Summary
In this chapter, you mastered the use of CLI-based package managers for both Windows and macOS to speed up and automate the setup of development environments for you and your colleagues. You also created your first Angular project and optimized its configuration for development using Visual Studio Code. You then implemented automated style checkers and fixers to enforce coding standards and styling across your team. The lint checker and fixer you implemented will automatically catch potential coding errors and maintainability issues.

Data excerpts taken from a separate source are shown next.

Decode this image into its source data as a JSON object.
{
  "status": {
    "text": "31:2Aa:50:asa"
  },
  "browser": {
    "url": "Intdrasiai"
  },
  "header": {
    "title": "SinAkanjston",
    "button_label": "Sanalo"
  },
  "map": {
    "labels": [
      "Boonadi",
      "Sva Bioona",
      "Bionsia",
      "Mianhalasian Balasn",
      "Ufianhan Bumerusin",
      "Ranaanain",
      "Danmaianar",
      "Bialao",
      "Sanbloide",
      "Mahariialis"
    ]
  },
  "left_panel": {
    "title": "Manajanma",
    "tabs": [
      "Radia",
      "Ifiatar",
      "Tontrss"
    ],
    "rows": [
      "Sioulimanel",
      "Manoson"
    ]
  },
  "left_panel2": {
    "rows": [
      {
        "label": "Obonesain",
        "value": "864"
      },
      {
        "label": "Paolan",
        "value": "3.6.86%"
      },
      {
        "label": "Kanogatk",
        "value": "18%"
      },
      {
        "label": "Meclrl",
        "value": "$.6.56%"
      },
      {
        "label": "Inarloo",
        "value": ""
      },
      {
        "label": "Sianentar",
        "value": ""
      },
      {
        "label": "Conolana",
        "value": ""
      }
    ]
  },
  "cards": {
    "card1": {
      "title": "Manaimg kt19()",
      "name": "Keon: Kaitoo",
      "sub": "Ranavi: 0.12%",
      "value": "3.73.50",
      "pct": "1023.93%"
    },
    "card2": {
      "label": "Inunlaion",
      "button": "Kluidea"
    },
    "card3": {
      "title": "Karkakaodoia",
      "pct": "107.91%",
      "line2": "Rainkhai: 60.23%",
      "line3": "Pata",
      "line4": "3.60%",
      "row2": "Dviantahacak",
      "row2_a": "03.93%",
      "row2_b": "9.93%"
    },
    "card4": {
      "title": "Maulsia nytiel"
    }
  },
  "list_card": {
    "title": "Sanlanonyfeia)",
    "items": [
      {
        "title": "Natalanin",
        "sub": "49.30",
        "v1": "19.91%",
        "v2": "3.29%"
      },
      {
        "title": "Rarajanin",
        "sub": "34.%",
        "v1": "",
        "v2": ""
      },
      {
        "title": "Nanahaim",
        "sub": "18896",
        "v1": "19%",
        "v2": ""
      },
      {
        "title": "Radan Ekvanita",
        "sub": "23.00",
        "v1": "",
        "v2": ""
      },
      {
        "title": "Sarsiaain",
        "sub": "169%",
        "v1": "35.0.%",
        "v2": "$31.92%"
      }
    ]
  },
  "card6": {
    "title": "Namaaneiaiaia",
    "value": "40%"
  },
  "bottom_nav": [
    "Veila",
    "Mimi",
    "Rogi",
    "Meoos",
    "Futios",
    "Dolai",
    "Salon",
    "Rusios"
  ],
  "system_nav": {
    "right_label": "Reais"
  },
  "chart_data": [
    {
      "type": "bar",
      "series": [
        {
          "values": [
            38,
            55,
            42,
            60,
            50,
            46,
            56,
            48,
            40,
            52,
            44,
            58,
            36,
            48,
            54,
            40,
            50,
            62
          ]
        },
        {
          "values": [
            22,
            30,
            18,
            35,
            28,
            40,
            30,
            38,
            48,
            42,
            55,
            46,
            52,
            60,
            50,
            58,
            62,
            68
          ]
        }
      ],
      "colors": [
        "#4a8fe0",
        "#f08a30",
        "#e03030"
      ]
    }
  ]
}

The automated scripts you have created codify your team norms and document them for new and existing members alike. By reducing variance from one developer's environment to the next, your team can overcome any individual configuration issue more efficiently and remain focused on the execution of the task at hand. With a collective understanding of a common environment, no single individual on the team carries the burden of having to help troubleshoot everyone else's issues. The same idea applies to the shape and style of your code files.
When a team member looks at another team member's code, it looks stylistically identical, which makes it easier to troubleshoot and debug an issue. As a result, your team is more productive. By leveraging more sophisticated and resilient tools, mid-to-large sized organizations can achieve considerable savings in their IT budgets.
In the next chapter, you're going to learn more about the Angular platform, leverage Kanban using GitHub projects and GitHub issues, learn Angular fundamentals to build a simple web app with a full-stack architecture in mind, and get introduced to reactive programming with RxJS.